Background
The mailspike services were introduced around February 2008 and have since then played an important role on email filtering within our anti-spam solution.
The mailspike services empowers your organization to identify and block known spammers.
These services are intended to provide all receivers and reputation providers a baseline of data to help block the senders with the worst reputations.
All IP addresses listed on our services are being continually monitored and the lists are updated frequently.
Reputation Data
The mailspike services consist of two complementary data sets:
1. Reputation Data
The reputation data is compiled on top of specific characteristics and over-time behavior of IP addresses seen sending direct-to-MX email.

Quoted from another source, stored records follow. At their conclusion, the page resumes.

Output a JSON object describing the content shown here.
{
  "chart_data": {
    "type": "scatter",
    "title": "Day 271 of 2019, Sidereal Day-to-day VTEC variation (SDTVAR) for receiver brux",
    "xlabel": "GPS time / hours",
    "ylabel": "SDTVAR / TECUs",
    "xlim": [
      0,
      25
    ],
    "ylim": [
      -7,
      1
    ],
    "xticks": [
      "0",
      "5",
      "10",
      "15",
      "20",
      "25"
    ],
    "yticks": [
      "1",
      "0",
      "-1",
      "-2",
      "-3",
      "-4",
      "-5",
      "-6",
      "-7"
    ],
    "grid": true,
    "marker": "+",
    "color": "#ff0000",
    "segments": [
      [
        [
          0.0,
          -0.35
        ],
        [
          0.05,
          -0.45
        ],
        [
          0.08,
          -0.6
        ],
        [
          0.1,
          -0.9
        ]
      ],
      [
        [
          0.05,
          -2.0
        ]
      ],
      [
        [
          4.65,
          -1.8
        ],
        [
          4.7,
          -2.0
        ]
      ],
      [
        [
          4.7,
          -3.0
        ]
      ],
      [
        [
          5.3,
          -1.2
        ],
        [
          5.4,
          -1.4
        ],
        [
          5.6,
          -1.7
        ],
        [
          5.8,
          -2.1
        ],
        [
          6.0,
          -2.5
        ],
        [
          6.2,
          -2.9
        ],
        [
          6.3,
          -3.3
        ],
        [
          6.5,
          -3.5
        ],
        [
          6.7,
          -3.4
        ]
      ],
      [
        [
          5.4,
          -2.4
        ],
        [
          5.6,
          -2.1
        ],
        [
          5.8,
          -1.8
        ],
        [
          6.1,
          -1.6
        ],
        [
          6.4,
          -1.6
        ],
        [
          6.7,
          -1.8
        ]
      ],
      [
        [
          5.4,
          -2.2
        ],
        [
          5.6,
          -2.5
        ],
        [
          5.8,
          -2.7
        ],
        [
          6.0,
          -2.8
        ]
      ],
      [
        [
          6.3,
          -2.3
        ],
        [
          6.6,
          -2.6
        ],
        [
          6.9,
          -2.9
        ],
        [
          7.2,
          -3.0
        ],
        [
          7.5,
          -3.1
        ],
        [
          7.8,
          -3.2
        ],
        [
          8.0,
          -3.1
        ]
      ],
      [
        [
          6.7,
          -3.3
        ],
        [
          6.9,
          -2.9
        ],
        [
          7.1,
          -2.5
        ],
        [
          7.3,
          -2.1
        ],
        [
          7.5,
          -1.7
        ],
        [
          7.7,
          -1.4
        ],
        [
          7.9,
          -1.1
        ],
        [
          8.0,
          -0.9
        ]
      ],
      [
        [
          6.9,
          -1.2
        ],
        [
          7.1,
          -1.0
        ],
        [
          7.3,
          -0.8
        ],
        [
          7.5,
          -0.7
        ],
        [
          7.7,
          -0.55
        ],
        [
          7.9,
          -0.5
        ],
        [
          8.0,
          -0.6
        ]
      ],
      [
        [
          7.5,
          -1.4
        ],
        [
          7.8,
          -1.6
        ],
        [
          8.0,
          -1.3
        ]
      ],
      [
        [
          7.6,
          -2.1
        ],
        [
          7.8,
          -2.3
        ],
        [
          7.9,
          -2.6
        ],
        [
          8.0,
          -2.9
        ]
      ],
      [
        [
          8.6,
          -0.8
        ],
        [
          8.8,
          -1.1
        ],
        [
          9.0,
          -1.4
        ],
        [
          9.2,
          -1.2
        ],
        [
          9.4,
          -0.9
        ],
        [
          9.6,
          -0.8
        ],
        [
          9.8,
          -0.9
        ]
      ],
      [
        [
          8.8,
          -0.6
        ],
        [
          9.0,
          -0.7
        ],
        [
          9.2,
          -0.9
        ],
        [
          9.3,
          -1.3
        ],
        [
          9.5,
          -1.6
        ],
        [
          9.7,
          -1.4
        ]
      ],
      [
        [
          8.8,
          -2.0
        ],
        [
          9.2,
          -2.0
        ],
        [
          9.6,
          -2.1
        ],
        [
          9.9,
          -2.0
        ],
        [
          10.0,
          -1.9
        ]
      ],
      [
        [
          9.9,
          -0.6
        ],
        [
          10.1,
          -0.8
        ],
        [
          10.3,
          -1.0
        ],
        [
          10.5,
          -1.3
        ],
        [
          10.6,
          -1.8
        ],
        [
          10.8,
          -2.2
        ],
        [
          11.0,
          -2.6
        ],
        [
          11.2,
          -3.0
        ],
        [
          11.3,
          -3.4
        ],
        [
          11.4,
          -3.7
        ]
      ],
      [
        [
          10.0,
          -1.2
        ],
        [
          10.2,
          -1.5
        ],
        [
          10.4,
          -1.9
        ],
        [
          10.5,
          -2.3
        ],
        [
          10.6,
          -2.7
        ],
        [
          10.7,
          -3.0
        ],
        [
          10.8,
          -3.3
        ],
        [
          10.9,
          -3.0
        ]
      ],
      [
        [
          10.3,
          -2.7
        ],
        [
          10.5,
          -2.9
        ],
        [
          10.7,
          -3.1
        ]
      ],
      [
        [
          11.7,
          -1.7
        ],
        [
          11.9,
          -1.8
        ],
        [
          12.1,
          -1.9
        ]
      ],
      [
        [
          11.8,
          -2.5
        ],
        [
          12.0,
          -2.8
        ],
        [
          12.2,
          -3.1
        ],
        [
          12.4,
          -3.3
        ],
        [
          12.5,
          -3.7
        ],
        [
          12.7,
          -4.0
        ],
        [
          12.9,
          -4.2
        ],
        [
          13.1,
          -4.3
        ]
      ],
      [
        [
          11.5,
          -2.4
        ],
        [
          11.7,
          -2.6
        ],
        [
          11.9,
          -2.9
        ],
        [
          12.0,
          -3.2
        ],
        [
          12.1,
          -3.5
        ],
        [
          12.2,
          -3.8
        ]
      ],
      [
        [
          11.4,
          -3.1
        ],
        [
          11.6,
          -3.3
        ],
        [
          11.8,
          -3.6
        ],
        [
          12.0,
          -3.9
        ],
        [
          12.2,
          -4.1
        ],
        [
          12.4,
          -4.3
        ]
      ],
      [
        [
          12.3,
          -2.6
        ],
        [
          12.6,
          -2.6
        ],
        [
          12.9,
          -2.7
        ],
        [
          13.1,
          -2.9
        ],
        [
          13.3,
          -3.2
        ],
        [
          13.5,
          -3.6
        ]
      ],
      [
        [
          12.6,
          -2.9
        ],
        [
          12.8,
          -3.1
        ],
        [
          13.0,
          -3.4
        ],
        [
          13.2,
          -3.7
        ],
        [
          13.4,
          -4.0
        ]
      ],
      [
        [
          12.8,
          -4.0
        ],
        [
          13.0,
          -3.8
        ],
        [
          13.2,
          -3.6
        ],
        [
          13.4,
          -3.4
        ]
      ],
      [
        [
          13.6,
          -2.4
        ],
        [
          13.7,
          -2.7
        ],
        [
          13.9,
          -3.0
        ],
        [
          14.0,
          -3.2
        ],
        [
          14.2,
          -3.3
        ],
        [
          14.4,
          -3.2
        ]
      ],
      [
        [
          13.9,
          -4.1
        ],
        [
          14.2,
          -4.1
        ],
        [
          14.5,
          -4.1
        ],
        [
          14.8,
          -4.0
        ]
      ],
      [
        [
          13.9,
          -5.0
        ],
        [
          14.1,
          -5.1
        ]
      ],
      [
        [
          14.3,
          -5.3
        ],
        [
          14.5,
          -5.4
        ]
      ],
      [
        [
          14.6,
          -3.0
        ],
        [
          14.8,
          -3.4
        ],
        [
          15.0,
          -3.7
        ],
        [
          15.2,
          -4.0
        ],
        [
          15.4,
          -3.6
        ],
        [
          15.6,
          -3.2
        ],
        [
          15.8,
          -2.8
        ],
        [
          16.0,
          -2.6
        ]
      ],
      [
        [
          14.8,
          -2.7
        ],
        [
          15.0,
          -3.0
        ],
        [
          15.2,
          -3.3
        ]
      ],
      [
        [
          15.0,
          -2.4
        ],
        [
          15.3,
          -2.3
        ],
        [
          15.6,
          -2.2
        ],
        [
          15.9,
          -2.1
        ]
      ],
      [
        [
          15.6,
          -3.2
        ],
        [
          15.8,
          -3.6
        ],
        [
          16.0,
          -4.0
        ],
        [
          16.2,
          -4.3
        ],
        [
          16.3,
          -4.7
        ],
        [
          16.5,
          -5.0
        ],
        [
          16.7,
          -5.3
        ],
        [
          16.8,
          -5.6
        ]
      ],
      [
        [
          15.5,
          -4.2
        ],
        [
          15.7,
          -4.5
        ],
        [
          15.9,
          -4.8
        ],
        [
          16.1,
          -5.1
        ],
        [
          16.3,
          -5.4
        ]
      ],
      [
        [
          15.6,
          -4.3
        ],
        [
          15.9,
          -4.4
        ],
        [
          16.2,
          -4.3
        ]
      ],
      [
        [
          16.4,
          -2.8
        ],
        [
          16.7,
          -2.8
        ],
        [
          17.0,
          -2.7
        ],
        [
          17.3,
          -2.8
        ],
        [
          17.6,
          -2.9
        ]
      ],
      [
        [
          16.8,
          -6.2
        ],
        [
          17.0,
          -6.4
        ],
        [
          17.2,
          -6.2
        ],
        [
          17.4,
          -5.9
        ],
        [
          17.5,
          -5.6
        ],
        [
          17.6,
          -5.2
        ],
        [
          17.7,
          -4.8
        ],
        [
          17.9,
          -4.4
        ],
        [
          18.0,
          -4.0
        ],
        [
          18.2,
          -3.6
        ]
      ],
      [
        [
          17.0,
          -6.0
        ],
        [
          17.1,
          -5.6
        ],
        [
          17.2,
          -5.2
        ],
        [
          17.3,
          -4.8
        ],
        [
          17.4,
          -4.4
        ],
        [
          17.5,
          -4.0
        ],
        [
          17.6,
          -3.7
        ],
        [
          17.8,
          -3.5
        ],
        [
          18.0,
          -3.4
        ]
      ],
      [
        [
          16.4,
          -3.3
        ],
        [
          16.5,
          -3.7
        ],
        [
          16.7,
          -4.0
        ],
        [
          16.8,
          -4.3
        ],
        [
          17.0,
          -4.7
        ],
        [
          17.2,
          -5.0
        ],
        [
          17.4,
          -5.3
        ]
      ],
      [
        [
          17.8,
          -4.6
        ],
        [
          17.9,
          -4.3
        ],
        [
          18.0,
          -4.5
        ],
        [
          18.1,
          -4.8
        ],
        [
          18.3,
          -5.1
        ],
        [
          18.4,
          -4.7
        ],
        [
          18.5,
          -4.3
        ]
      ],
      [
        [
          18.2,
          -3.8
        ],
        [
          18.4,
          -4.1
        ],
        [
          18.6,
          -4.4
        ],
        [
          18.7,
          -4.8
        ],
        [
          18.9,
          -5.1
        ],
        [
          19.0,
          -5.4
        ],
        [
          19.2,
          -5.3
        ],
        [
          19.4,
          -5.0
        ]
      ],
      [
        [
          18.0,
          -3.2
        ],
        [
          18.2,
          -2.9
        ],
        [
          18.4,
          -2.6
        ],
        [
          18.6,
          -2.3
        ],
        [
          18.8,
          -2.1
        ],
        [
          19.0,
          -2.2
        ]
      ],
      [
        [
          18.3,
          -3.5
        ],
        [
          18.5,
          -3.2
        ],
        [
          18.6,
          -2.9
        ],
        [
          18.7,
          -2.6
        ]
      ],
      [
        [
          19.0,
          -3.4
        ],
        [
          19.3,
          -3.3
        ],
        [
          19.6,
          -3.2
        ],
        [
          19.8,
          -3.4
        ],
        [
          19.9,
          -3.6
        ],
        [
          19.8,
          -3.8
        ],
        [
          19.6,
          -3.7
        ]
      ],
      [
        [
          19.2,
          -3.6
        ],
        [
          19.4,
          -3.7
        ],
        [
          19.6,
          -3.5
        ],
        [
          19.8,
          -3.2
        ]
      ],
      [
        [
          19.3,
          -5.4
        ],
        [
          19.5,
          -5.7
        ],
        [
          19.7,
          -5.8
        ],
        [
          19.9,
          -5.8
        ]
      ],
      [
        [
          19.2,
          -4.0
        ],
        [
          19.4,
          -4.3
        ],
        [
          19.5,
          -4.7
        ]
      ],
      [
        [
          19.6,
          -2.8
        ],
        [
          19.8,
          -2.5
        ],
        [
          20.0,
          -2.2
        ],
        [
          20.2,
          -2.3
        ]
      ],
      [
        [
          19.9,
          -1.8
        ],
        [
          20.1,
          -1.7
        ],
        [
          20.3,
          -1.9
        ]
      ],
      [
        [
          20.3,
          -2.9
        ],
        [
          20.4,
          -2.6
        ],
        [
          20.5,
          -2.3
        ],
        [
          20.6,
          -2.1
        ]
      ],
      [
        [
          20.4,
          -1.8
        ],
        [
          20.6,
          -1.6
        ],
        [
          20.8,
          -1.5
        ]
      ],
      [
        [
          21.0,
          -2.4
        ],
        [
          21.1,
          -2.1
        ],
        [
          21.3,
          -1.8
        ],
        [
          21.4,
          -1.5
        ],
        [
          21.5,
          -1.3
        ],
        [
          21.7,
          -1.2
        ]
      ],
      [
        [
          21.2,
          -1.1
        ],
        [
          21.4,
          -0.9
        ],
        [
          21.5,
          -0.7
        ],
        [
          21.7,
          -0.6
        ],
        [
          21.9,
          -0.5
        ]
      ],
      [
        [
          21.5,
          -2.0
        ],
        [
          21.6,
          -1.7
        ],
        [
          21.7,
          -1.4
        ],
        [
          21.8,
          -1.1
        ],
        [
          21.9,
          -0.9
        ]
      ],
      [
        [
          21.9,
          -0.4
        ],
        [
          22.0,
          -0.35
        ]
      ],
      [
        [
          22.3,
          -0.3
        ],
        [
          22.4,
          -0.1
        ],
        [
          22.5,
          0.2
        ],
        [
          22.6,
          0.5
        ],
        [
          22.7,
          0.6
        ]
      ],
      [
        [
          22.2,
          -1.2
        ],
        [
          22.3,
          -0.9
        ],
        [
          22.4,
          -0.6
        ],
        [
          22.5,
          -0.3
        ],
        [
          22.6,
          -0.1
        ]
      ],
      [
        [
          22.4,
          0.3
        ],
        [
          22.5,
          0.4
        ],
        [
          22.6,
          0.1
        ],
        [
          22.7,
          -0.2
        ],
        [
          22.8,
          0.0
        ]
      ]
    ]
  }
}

The reputation data compiles a score which will dictate the likelihood of an IP address being used to send spam. The computed score is then split into several categories as seen below:
| Category/Level | Description |
|---|---|
| L5 (-5) | Worst possible reputation |
| L4 (-4) | Very bad reputation |
| L3 (-3) | Bad reputation |
| L2 (-2) | Suspicious behavior |
| L1 (-1) | Neutral - Probably spam |
| LH0 | Neutral |
| H1 (+1) | Neutral - Probably legit |
| H2 (+2) | Possible legit sender |
| H3 (+3) | Good Reputation |
| H4 (+4) | Very good Reputation |
| H5 (+5) | Excellent Reputation |
2. Zero-Hour Data
Also known as ZBI, this data set lists IP addresses seen participating in a distributed spam wave. It does not take into consideration over-time IP behavior. Instead, it tries to detect viral behavior shared by one or more clusters of IP addresses.